С этого момента и установилась в отряде та мужская спайка, которая допускает и шутку, и острое словцо, и дружеское необидное подтрунивание. Настроение было приподнятое, поэтому шутили и в поезде, и на улицах Москвы, и у Кремля, ожидая прихода комиссара.
Когда оба Глеба вышли из кремлевских ворот, Василий только что начал рассказывать очередную веселую историю. Митрич, который был оставлен за старшего, первый заметил комиссара и грубовато прервал Василия:
— Прикрой рот! Вышло твое время!
В первую очередь Глеб-старший показал мандат — обычный документ на обычной бумаге. Но этот мандат был выдан Владимиром Ильичем. Внизу стояла подпись:
И от одного этого простая бумажка приобретала великую силу и значимость. С этой минуты группа рабочих становилась не просто группой, а настоящей боевой единицей, выполняющей ответственное задание партии.
Глебка, неотрывно следивший за мандатом, который переходил из рук в руки, видел, как подтягиваются рабочие, читая короткие строки документа. Когда очередь дошла до Василия, тот даже застегнул ворот рубахи, Прежде чем взять подписанный Лениным лист.
В мандате, выданном на имя Глеба Прохорова — комиссара продотряда, — говорилось, что местные власти должны оказывать отряду полное содействие. Особо подчеркивалось, что во имя революции отряд может применять любые меры, вплоть до оружия. К одному из углов документа была приклеена скрепленная печатью фотография Глеба-старшего.
Обойдя всех рабочих, мандат вернулся к комиссару.
— Батя! Дай мне! — попросил Глебка и долго разглядывал ленинскую подпись и фотографию отца.
Снимок был старый — дореволюционный. Отец выглядел на фотографии очень молодым, и потому сходство между Глебом-старшим и Глебкой было разительным. «Будто мне выдан!» — с гордостью подумал Глебка и сказал:
— Ну и похож же ты на меня, батя! Страшно!
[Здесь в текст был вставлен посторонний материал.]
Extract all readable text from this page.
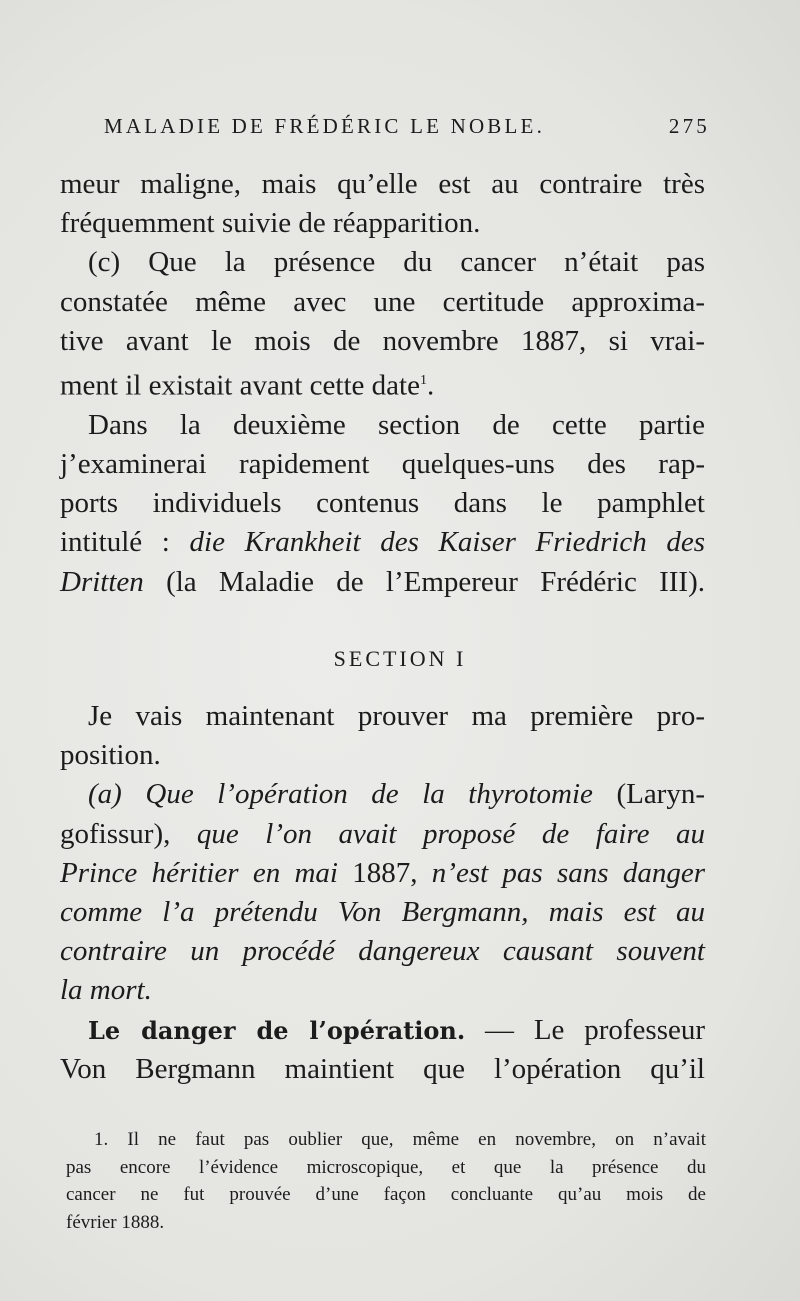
MALADIE DE FRÉDÉRIC LE NOBLE.	275
meur maligne, mais qu’elle est au contraire très
fréquemment suivie de réapparition.
(c) Que la présence du cancer n’était pas
constatée même avec une certitude approxima-
tive avant le mois de novembre 1887, si vrai-
ment il existait avant cette date$^1$.
Dans la deuxième section de cette partie
j’examinerai rapidement quelques-uns des rap-
ports individuels contenus dans le pamphlet
intitulé : die Krankheit des Kaiser Friedrich des
Dritten (la Maladie de l’Empereur Frédéric III).
SECTION I
Je vais maintenant prouver ma première pro-
position.
(a) Que l’opération de la thyrotomie (Laryn-
gofissur), que l’on avait proposé de faire au
Prince héritier en mai 1887, n’est pas sans danger
comme l’a prétendu Von Bergmann, mais est au
contraire un procédé dangereux causant souvent
la mort.
Le danger de l’opération. — Le professeur
Von Bergmann maintient que l’opération qu’il
1. Il ne faut pas oublier que, même en novembre, on n’avait
pas encore l’évidence microscopique, et que la présence du
cancer ne fut prouvée d’une façon concluante qu’au mois de
février 1888.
— Может, наоборот? — усмехнулся отец.
— А какая разница? — наивно спросил Глебка.
— Большая! — сурово произнес Глеб-старший. — Мне из-за тебя Владимир Ильич замечание сделал!..
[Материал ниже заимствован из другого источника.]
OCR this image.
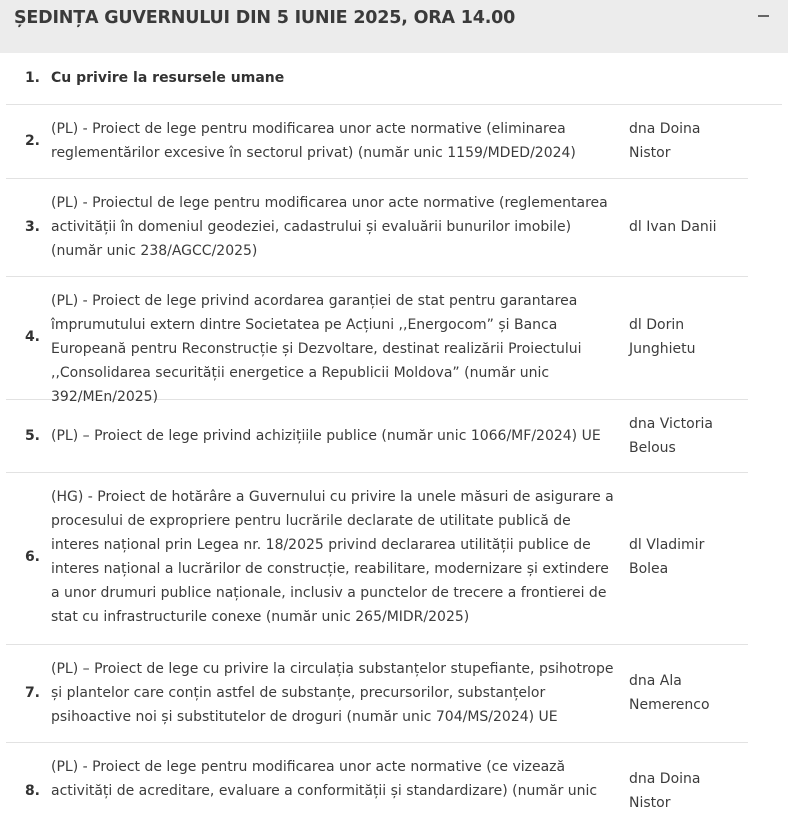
ȘEDINȚA GUVERNULUI DIN 5 IUNIE 2025, ORA 14.00
1. Cu privire la resursele umane
2.
(PL) - Proiect de lege pentru modificarea unor acte normative (eliminarea reglementărilor excesive în sectorul privat) (număr unic 1159/MDED/2024)
dna Doina Nistor
3.
(PL) - Proiectul de lege pentru modificarea unor acte normative (reglementarea activității în domeniul geodeziei, cadastrului și evaluării bunurilor imobile) (număr unic 238/AGCC/2025)
dl Ivan Danii
4.
(PL) - Proiect de lege privind acordarea garanției de stat pentru garantarea împrumutului extern dintre Societatea pe Acțiuni ,,Energocom” și Banca Europeană pentru Reconstrucție și Dezvoltare, destinat realizării Proiectului ,,Consolidarea securității energetice a Republicii Moldova” (număr unic 392/MEn/2025)
dl Dorin Junghietu
5. (PL) – Proiect de lege privind achizițiile publice (număr unic 1066/MF/2024) UE
dna Victoria Belous
6.
(HG) - Proiect de hotărâre a Guvernului cu privire la unele măsuri de asigurare a procesului de expropriere pentru lucrările declarate de utilitate publică de interes național prin Legea nr. 18/2025 privind declararea utilității publice de interes național a lucrărilor de construcție, reabilitare, modernizare și extindere a unor drumuri publice naționale, inclusiv a punctelor de trecere a frontierei de stat cu infrastructurile conexe (număr unic 265/MIDR/2025)
dl Vladimir Bolea
7.
(PL) – Proiect de lege cu privire la circulația substanțelor stupefiante, psihotrope și plantelor care conțin astfel de substanțe, precursorilor, substanțelor psihoactive noi și substitutelor de droguri (număr unic 704/MS/2024) UE
dna Ala Nemerenco
8.
(PL) - Proiect de lege pentru modificarea unor acte normative (ce vizează activități de acreditare, evaluare a conformității și standardizare) (număr unic
dna Doina Nistor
Бойцы насторожились. Глебка опешил. В голове замелькали тревожные мысли. Вспомнились и грязные сапоги, и грубые ответы Дубку, и разговор с часовым.
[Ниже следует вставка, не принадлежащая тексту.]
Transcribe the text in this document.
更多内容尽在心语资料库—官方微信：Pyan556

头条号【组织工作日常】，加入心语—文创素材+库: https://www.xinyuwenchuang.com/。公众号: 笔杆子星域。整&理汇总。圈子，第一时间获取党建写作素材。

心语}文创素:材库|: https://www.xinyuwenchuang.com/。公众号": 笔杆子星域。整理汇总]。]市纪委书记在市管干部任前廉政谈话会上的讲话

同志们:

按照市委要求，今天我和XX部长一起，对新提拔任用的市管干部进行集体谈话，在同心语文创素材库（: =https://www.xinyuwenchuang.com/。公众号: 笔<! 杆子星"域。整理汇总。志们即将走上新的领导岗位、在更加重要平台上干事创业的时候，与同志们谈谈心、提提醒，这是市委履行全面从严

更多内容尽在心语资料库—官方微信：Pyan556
— Ильич так и сказал, — продолжал отец: — «Вы, товарищ Прохоров, недооцениваете опасность. Я бы вам не советовал брать сына с собой».
— Зачем же ты… про меня!.. — вырвалось у Глебки.
Отец строго посмотрел на сына, хотел сказать что-то осуждающее, но вдруг лицо его смягчилось. Взглянув на зубцы кремлевской стены, он ответил:
— Ленину, кроме правды, ничего не скажешь!.. Он сердцем чувствует, чем живешь ты, что думаешь! И слушать умеет! Задаст вопрос и ждет ответа так, точно ты пророк и великие истины сейчас откроешь!.. Все выспросил: и про Питер, и про заводы, и про семью. Как услышал, что мы с Глебкой мать похоронили, — вздохнул и говорит: «Понимаю… Вот почему сын с вами. А хотите, мы с товарищем Дзержинским подумаем и определим его куда-нибудь?.. Временно, конечно… до вашего возвращения». Тут Ильич к телефону потянулся, да остановил я его…
— И напрасно! — проворчал Митрич. — В приют бы пристроили!
— Не напрасно! — возразил Архип. — Только Ленину и не хватает, что наши семейные дела разбирать!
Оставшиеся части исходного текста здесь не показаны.